I had a guy in my bunker ask why I had a massive knot of instrument cables. I told him they were junk and I was just waiting until the knot was big enough so I could just roll it to the top of a hill and give it one push, sending it rolling, picking up speed before splashing into the river where it would bob up and down and disappear down the mighty and historic Ottawa.
He looked at me like the monster I had become. “Why don’t you just fix them. It’s not rocket science, man. Or just make your own?”
Fast forward
After a few DIY Youtube videos and some minor start-up investments (soldering iron, solder, some multi-armed cable holder thingy with a lighted magnifying glass, shrink tubing (for years I’ve been looking for an excuse to buy massive amounts of shrink tubing), tweezers, scalpels and replacement jacks), I set in to repair and reuse.
I fired up the soldering thing and set the dial to EXTREMELY HOT AND DANGEROUS. Waiting, I was tempted to just touch the tip real quick to see if it was ready to rock. I didn’t. I learned about tinning the wires with small amounts of solder, and how less is better. Globs and blobs of solder are not ideal. Watching solder liquefy would turn into kind of a Zen thing. Very relaxing. But not initially. My first attempt resulted with me burning a massive hole clear through my palm, round enough in diameter to fit a gold coin and clean enough to see right thorough it. I fixed the hand hole by filling the gaping wound a big glob of solder. After the solder cooled, effectively cauterizing the wound, I managed to solder one end of the cable to a rake by mistake. (I was using a neighbor’s work shed — my wife didn’t think I should solder anything in the house in case I started a fire). Then for reason’s still unclear, the work shed caught fire. Poof. Burned to the ground. Levelled. I barely escaped with my life, trailing behind a rake soldered to one end of a guitar cable.

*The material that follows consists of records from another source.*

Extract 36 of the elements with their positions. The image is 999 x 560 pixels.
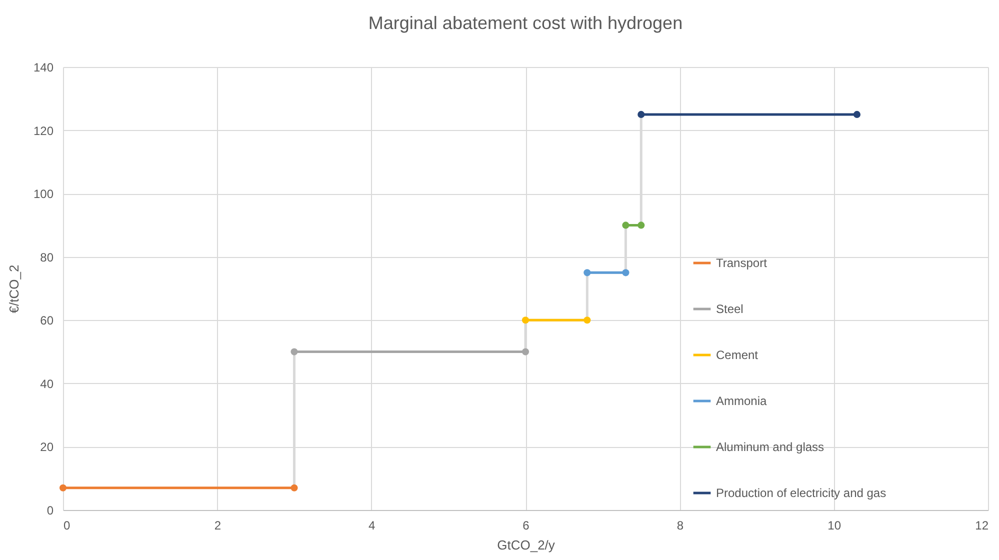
x-tick-label: 2 [214, 518, 222, 532]
y-axis-title: €/tCO_2 [6, 264, 22, 314]
legend-label: Production of electricity and gas [716, 486, 886, 500]
x-tick-label: 6 [522, 518, 530, 532]
point [290, 484, 298, 492]
y-tick-label: 0 [46, 504, 54, 518]
legend-label: Cement [716, 348, 759, 362]
point [59, 484, 67, 492]
legend-label: Steel [716, 302, 744, 316]
y-tick-label: 20 [40, 440, 54, 454]
point [638, 110, 645, 118]
y-tick-label: 120 [33, 124, 54, 138]
point [584, 269, 591, 276]
x-tick-label: 8 [676, 518, 684, 532]
x-tick-label: 0 [64, 518, 70, 532]
x-axis-title: GtCO_2/y [497, 538, 556, 552]
y-tick-label: 80 [40, 250, 54, 264]
point [622, 222, 630, 229]
y-tick-label: 60 [40, 314, 54, 328]
x-tick-label: 4 [368, 518, 376, 532]
y-tick-label: 100 [33, 187, 54, 202]
point [638, 222, 645, 229]
point [522, 348, 530, 356]
point [522, 316, 530, 324]
x-tick-label: 10 [828, 518, 842, 532]
x-tick-label: 12 [975, 518, 989, 532]
legend-label: Transport [716, 256, 768, 270]
point [622, 269, 630, 276]
y-tick-label: 140 [33, 60, 54, 74]
chart-title: Marginal abatement cost with hydrogen [368, 13, 683, 33]
point [853, 110, 860, 118]
point [584, 316, 591, 324]
y-tick-label: 40 [40, 376, 54, 391]
point [290, 348, 298, 356]
legend-label: Aluminum and glass [716, 440, 824, 454]
legend-label: Ammonia [716, 394, 768, 408]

My neighbour was not at home when his shed was leveled by fire. He was out on a six-week run west in Ft McMurray. When he did come home he asked me some stuff about his shed, but I feigned total ignorance. He seemed suspicious. I could tell when he said “I’m suspicious.” I suggested that the fire could have been set by the neighbor with whom he had been feuding with since the incident when his fence was damaged by someone on a riding lawnmower. “Retaliation arson?”
Since the burning of my neighbour’s shed, after some trial and error I’m getting good at soldering and fixing my damaged cables. I’m now learning a little about electricity, and the nuances of different gauges of wires and how they translate into the difference between a noisy cable and quite cable when plugged in. I’m at the point now where I am buying instrument cable in bulk and making my own custom cables. There us a 600-pound spool of Mogami cable down in my bunker and I now know what this means:
Most musical instrument sound pick-ups, for example those in electric guitars, are comprised of high impedance circuits driven mainly by voltage, with very little electrical current flow. That is why handling noise (microphonics) can be a problem for guitar cables. Microphonic noise is caused by the minute voltage generated when a cable is flexed, stepped on, etc. Guitar cables must be designed to prevent this, so a conductive PVC layer is placed under the shield conductor to drain away this voltage.
I am truly inspirational. I tell people, mostly strangers, that I taught myself how to solder and make guitar cables, and that they should be inspired by my inspirational story of self-improvement. I suggest that I should be declared as a National Treasure. This is when most people just back away slowly, asking that I stop talking to them.